O cenário digital atual transformou a maneira como interagimos com o conteúdo. Para muitos, especialmente os mais jovens, assistir a vídeos, podcasts e até mesmo aulas em velocidades aceleradas de 1.5x ou 2x já se tornou um hábito tão comum quanto o antigo "só mais cinco minutinhos". No entanto, o que parece ser uma prática inofensiva para otimizar o tempo pode ter consequências reais para o aprendizado.
Um estudo recente realizado com estudantes na Califórnia revelou que impressionantes 89% dos alunos alteram a velocidade de reprodução para um ritmo mais rápido. Para entender os impactos dessa tendência, uma pesquisa abrangente que compilou 24 estudos distintos trouxe à tona dados relevantes: assistir a vídeos em até 1.5x de velocidade praticamente não afeta a retenção de informações, com a média de desempenho caindo apenas 2 pontos percentuais. A partir dessa marca, contudo, a queda é drástica. Ao acelerar para 2.5x, o desempenho pode despencar em até 17 pontos percentuais.
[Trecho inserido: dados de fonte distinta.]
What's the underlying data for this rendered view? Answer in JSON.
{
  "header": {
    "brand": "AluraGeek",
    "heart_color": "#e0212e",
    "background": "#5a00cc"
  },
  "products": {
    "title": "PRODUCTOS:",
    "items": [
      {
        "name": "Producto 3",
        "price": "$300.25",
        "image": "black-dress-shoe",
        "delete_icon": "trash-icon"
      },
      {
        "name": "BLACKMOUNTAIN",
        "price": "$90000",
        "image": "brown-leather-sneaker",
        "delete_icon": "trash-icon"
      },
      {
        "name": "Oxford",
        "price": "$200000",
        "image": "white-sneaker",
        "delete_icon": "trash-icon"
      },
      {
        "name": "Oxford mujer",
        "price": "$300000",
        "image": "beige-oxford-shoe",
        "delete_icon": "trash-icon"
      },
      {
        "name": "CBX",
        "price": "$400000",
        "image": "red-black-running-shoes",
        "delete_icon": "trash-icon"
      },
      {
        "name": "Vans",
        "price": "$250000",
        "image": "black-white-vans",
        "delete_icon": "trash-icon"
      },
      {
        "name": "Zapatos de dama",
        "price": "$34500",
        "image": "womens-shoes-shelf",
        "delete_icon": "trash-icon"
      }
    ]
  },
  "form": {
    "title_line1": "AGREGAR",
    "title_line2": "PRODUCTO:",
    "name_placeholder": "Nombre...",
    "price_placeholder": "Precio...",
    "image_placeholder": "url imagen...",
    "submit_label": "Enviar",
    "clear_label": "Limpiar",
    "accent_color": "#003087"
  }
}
A explicação para essa diminuição na retenção reside na complexidade da memória de trabalho. Nosso cérebro é uma máquina sofisticada que precisa codificar, armazenar e recuperar informações em tempo real. Quando o conteúdo é consumido em velocidade excessiva, esse fluxo essencial é comprometido, resultando em uma sobrecarga. Em outras palavras, uma parte significativa do que é assistido nem sequer chega a ser processada adequadamente pelo cérebro.
Ainda não há consenso se a prática constante de consumir conteúdo em velocidades como 2x desenvolve uma capacidade de atenção aprimorada ou simplesmente sobrecarrega as funções cognitivas. Por enquanto, os dados são claros: é perfeitamente possível acelerar um vídeo, mas o aprendizado, em sua essência, não se curva à mesma aceleração. A qualidade da absorção da informação parece ter um limite de velocidade.